When having to tell friends, family, or business associates about Apple's market share - to entice them to buy, support, or provide training for Apple products; refer them to this article. I will update it regularly and place a link to it in the sidebar - just tell them to go to FIXYOURTHINKING.COM and look in the right hand column.

* Some references from MACTACTOE.COM

[UPDATE] On October 13, 2010 various news sources report that Apple's worldwide computer marketshare surpassed 10% in sales. It is estimated that Apple holds an 20-21% installed base.

7 comments:

I am a lover of children's literature said...

Wow, this was a long post, but a good one. Most blogs, as you know, basically only post tidbits of various things and rarely do they go into the depth that this post and others like Tom's excellent, The Small Wave, and those of John Grubber do.

Most blog posts are nothing more than a small rewrite of what somebody else had already posted. They rarely go into depth about what they are rewriting or even try to give their views or take on them. They simply rewrite a tiny portion and nothing more. This is ok for some posts, but certainly not for most if not all of them.

I found your post on Apple's market share well written and informative. Yes, these kinds of posts certainly take a lot more time, effort and work, but they are certainly worth the time and effort for people, like myself, who read and enjoy them.

Thanks!

Partners in Grime said...

Well done! Too bad our school district just bought a thousand Windows PCs to start a one-to-one laptop initiation. I learned it's impossible to change someone's mind with facts. :)

fixyourthinking said...

Thanks Don ...

I've been hearing for years that there was no where that one could get some straight facts and insightful speculation about Apple market share - good enough to convince IT staff, school districts, and business the absolute need to support or buy Apple products.

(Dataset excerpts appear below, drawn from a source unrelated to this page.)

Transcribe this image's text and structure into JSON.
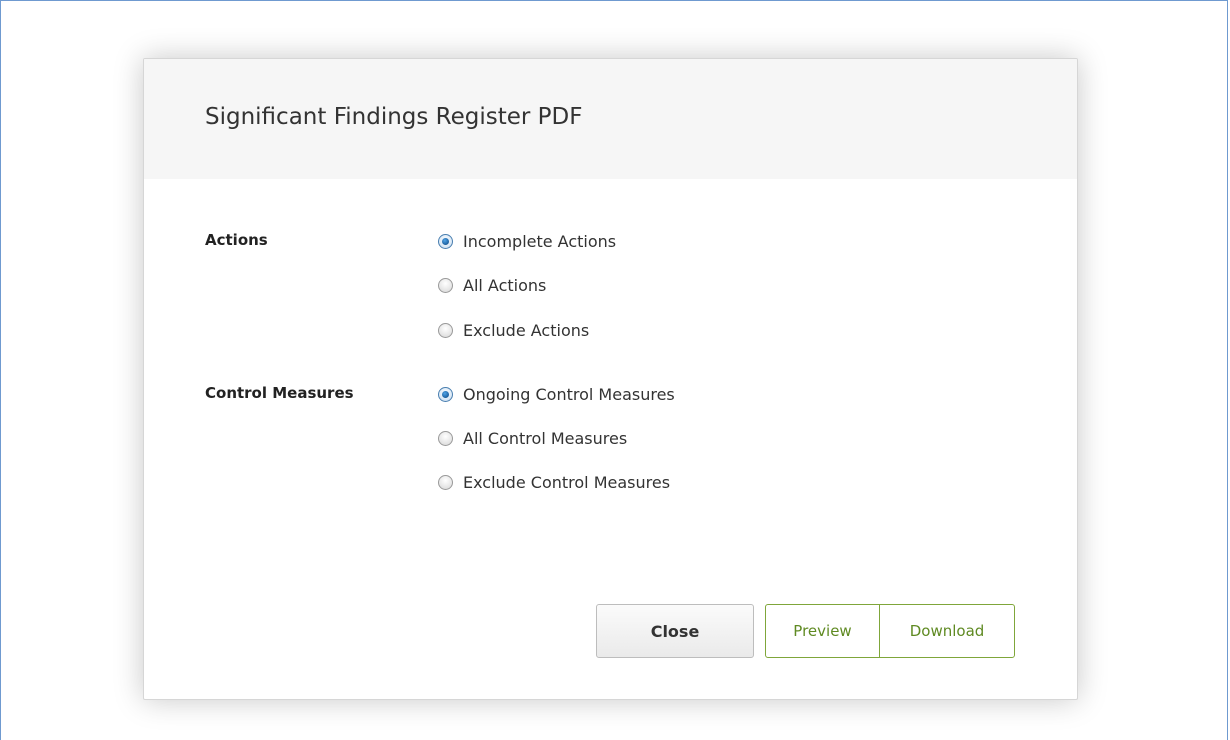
{
  "dialog": {
    "title": "Significant Findings Register PDF"
  },
  "actions": {
    "label": "Actions",
    "options": [
      {
        "label": "Incomplete Actions",
        "checked": true
      },
      {
        "label": "All Actions",
        "checked": false
      },
      {
        "label": "Exclude Actions",
        "checked": false
      }
    ]
  },
  "control_measures": {
    "label": "Control Measures",
    "options": [
      {
        "label": "Ongoing Control Measures",
        "checked": true
      },
      {
        "label": "All Control Measures",
        "checked": false
      },
      {
        "label": "Exclude Control Measures",
        "checked": false
      }
    ]
  },
  "buttons": {
    "close": "Close",
    "preview": "Preview",
    "download": "Download"
  },
  "colors": {
    "accent_green": "#7fa63a",
    "frame_blue": "#6f9ad0",
    "radio_selected": "#1b5f9f"
  }
}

This is my first "making a go of this website as a part time job" post.

Please refer to it if you want to show anyone Apple's true market share.

Also, if you have anything to add - I plan to add to this post later. For instance, I want to discuss Apple's desire to be the best - not necessarily #1.

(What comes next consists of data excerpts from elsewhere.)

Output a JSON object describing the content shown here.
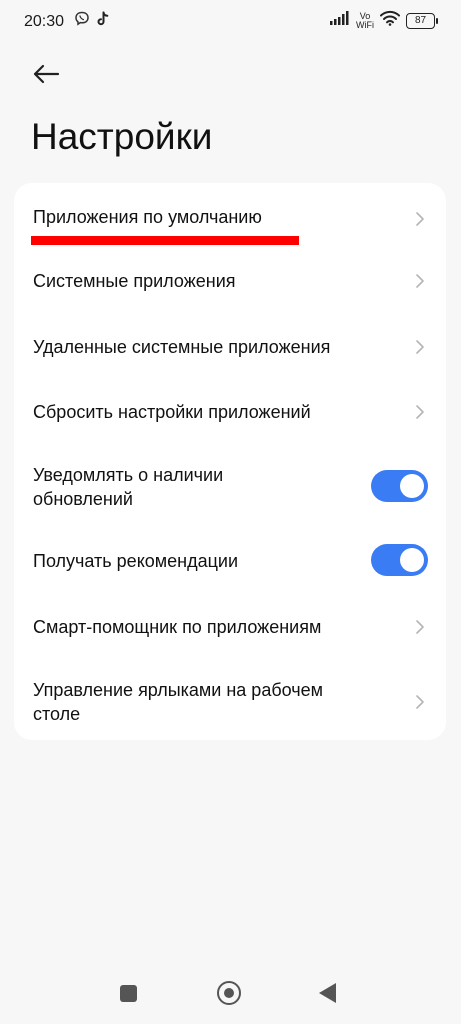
{
  "status_bar": {
    "time": "20:30",
    "volte_top": "Vo",
    "volte_bottom": "WiFi",
    "battery": "87"
  },
  "header": {
    "title": "Настройки"
  },
  "settings": {
    "items": [
      {
        "label": "Приложения по умолчанию",
        "control": "chevron"
      },
      {
        "label": "Системные приложения",
        "control": "chevron"
      },
      {
        "label": "Удаленные системные приложения",
        "control": "chevron"
      },
      {
        "label": "Сбросить настройки приложений",
        "control": "chevron"
      },
      {
        "label": "Уведомлять о наличии обновлений",
        "control": "toggle",
        "on": true
      },
      {
        "label": "Получать рекомендации",
        "control": "toggle",
        "on": true
      },
      {
        "label": "Смарт-помощник по приложениям",
        "control": "chevron"
      },
      {
        "label": "Управление ярлыками на рабочем столе",
        "control": "chevron"
      }
    ]
  },
  "colors": {
    "toggle_on": "#3a7cf4",
    "highlight": "#ff0000",
    "background": "#f7f7f7",
    "card": "#ffffff"
  },
  "icons": {
    "status_left": [
      "viber-icon",
      "tiktok-icon"
    ],
    "status_right": [
      "signal-icon",
      "volte-icon",
      "wifi-icon",
      "battery-icon"
    ],
    "navigation": [
      "recents-icon",
      "home-icon",
      "back-triangle-icon"
    ]
  }
}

It's taken me almost all day correcting grammar mistakes - a problem of mine with my longer posts.

Anonymous said...

Wow...you really are a MacNut :)
On the comment of expanding Macs - how would you upgrade the video card on an iMac? Buying a new Mac doesn't count...
Are all your readers such dimwits?

fixyourthinking said...

first of all ... If you need an upgrade path for a video card you would buy a MacPro ... don't be a troll. Second, in case you didn't make your purchase wisely, bought an iMac, and need a video card upgrade ... you have several options - depending on what you need more video power for ... first, external video cards exist, second you can buy video decoders that will greatly assist in video production.

Anonymous said...

Surely you're joking...that's your solution??
Buy a 3 Grand desktop just to have the option to upgrade down the road?

Or buy an overpriced external card because my computer is not inherently upgradeable?

How do you expect a gamer (or any other user) know in advance what GPU specs are required by a game (or app) that may come out down the road?

Your comment only proved my point: you, and your Mac reader base are very easily swayed by such weak arguments.

fixyourthinking said...

Down the road?

So now we've changed arguments from not upgradeable to not 4+ years technology proof.

Apple has always held up very well.

Besides REAL gamers don't play games on their computers they should wisely use consoles that have dedicated use.

If you are a serious gamer - you have the big rig. If you are a part time gamer - a 256MB iMac is plenty. If you are a casual gamer like 90% + of the population you have an Xbox 360 or Playstation 3 or Wii.

May I point out that the Wii has a 3 year old graphics technology BUT is still outselling the PS3 and 360 combined and is generally still sold out across the country. This relates to the Mac in that it's not about quantity - its about quality and dedicated purpose.